# How to make a blue forest demon (video)



## BradGoodspeed (Sep 13, 2011)

Probably my most in-depth tutorial yet, for my most detailed and complicated prop... BERSTUK! See the how-to video below.























(as requested by Deoblo) Sculpting, PVC construction, painting, set design, UV lighting: all covered in this tutorial. Please have a watch and subscribe!


----------



## RoxyBlue (Oct 6, 2008)

This is such a wonderful creature.


----------



## Lunatic (Oct 3, 2006)

Absolutely beautiful prop display Brad!


----------



## heresjohnny (Feb 15, 2006)

The detail and presentation in the pictures are stunning!


----------



## Pumpkin5 (Aug 8, 2010)

:jol: Most Excellent! Thanks for sharing Brad.


----------



## bobzilla (Nov 13, 2008)

Excellent prop Brad!


----------



## studiokraft (Feb 7, 2012)

Amazing work, and great detail in the haunt! You do some amazing things with "found" materials.


----------



## Fookie (Aug 27, 2007)

Awesome prop! Can you tell me what color you painted the Mustard Gas canisters? It appears to be Wildfire Visible Luminescent Paint in Brilliant Yellow. I need to paint some barrels and I've been leaning towards that paint.

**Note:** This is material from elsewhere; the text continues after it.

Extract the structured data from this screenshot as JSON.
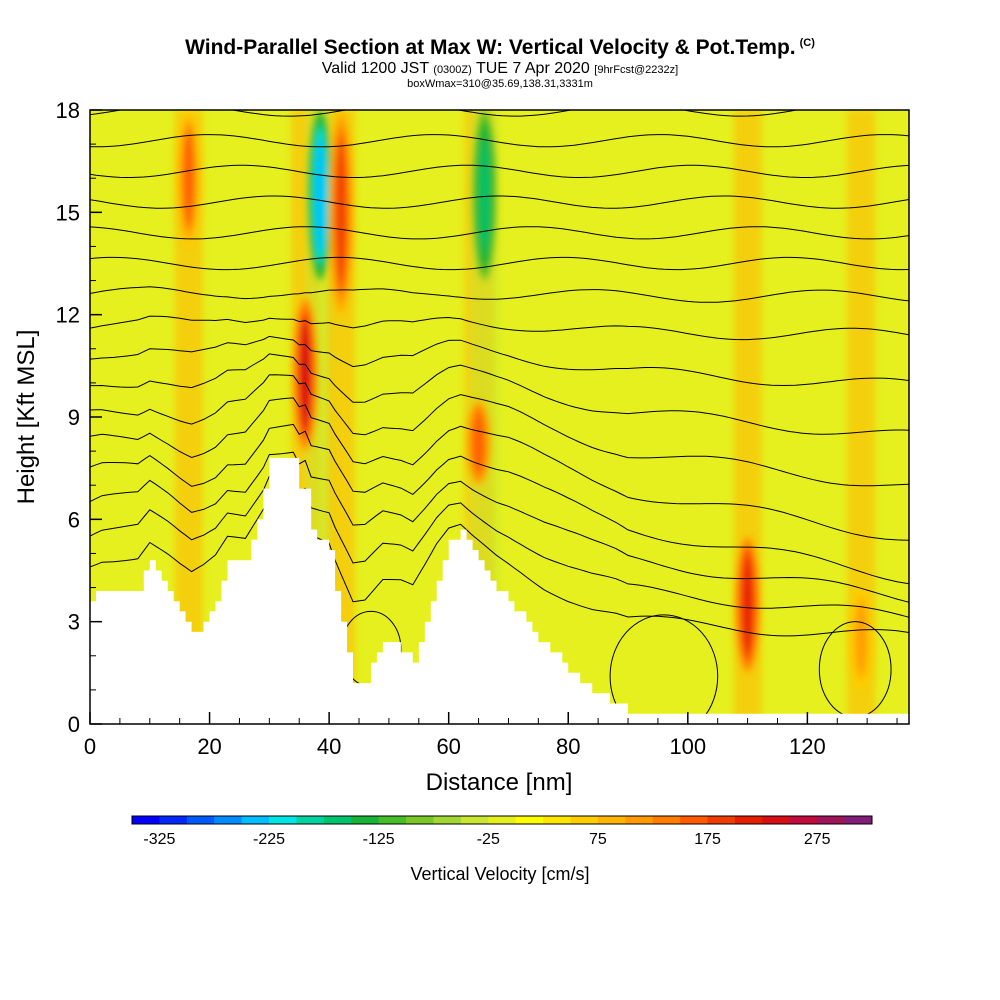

Thanks.


----------



## BradGoodspeed (Sep 13, 2011)

Fookie said:


> Awesome prop! Can you tell me what color you painted the Mustard Gas canisters? It appears to be Wildfire Visible Luminescent Paint in Brilliant Yellow. I need to paint some barrels and I've been leaning towards that paint. Thanks.


Actually those were done before I discovered Wildfire - they're just neon spray paint from the hardware store I believe. I'd probably do them different now with some texture and a 2nd UV colour drybrushed on to give a rough/rusty look.


----------